Should aim for:

-If all downloads successful-
[INFO] Feature shape: (89598, 512)
[INFO] Labels shape: (89598,)
[INFO] Label distribution (0=normal, 1=tumor): [82115  7483]
[INFO] PCA explained variance ratio (2 components): [0.73787075 0.2177505 ]
[INFO] PCA mean for class 0: [ 0.1315507 -0.3937801]
[INFO] PCA mean for class 1: [-1.4437389  4.3208265]

Total: 89,598 patches

Normal: 82,115

Tumor: 7,483

Class imbalance: ~11:1 (normal:tumor)

PC1: 73.8%, PC2: 21.8% → Strong dimensionality reduction, nice for visual separation.

Normal (label 0): [ 0.13, -0.39 ]

Tumor (label 1): [ -1.44, 4.32 ]

These means are well separated → strong sign your ResNet is learning class-discriminative features.

### **Evaluate Feature Extractor**

In [None]:
# Sanity Check of Extracted Patch Features 

import matplotlib.pyplot as plt
from sklearn.manifold import TSNE
from sklearn.decomposition import PCA
from sklearn.linear_model import LogisticRegression
from sklearn.metrics import accuracy_score, confusion_matrix
from sklearn.model_selection import train_test_split
import seaborn as sns
import os
import numpy as np

# Load extracted features and labels
features = np.load("patch_features_3.npy")     # shape: (N, 512)
labels = np.load("patch_labels_3.npy")         # shape: (N,)

print(f"Feature shape: {features.shape}")
print(f"Labels shape: {labels.shape}")
print(f"Label distribution: {np.bincount(labels)}")  # 0 = normal, 1 = tumor

# --------------------------------------
# 1. PCA Visualization (first 2 components)
# --------------------------------------
pca = PCA(n_components=2)
features_pca = pca.fit_transform(features)

plt.figure(figsize=(8,6))
sns.scatterplot(x=features_pca[:,0], y=features_pca[:,1], hue=labels, palette='Set1')
plt.title("PCA: Patch Features (2D)")
plt.xlabel("PC1")
plt.ylabel("PC2")
plt.legend(["Normal", "Tumor"])
plt.show()

# --------------------------------------
# 2. t-SNE Visualization
# --------------------------------------
tsne = TSNE(n_components=2, perplexity=30, n_iter=1000, random_state=42)
features_tsne = tsne.fit_transform(features)

plt.figure(figsize=(8,6))
sns.scatterplot(x=features_tsne[:,0], y=features_tsne[:,1], hue=labels, palette='Set1')
plt.title("t-SNE: Patch Features (2D)")
plt.xlabel("Dim 1")
plt.ylabel("Dim 2")
plt.legend(["Normal", "Tumor"])
plt.show()

# --------------------------------------
# 3. Logistic Regression on Extracted Features
# --------------------------------------
X_train, X_test, y_train, y_test = train_test_split(features, labels, test_size=0.2, random_state=42)
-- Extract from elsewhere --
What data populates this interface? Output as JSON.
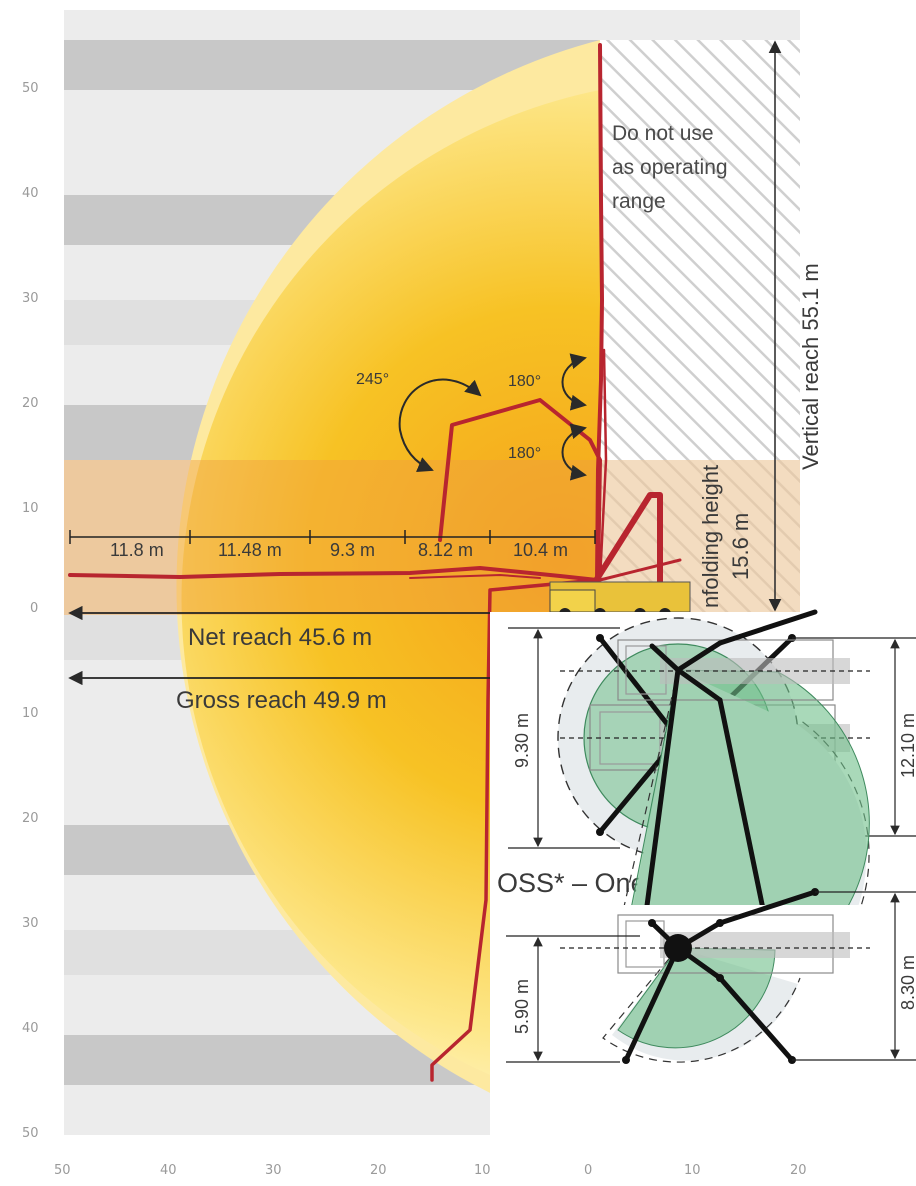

clf = LogisticRegression(max_iter=1000)
clf.fit(X_train, y_train)
y_pred = clf.predict(X_test)

acc = accuracy_score(y_test, y_pred)
cm = confusion_matrix(y_test, y_pred)

print(f"Logistic Regression Accuracy: {acc:.4f}")
sns.heatmap(cm, annot=True, fmt="d", cmap="Blues", xticklabels=["Normal", "Tumor"], yticklabels=["Normal", "Tumor"])
plt.title("Confusion Matrix")
plt.xlabel("Predicted")
plt.ylabel("True")
plt.show()


[INFO] Logistic Regression Accuracy: 0.8661 as for 26.06.2025

Features are nicely discriminative, given that the dataset is so imbalanced:)

[INFO] t-SNE mean for class 0: [  1.60,  -3.26]
[INFO] t-SNE mean for class 1: [ -1.30,  36.63]


The class means are far apart, especially along the second dimension (Y-axis). A ~40-unit difference is very large in t-SNE space, which usually compresses distances.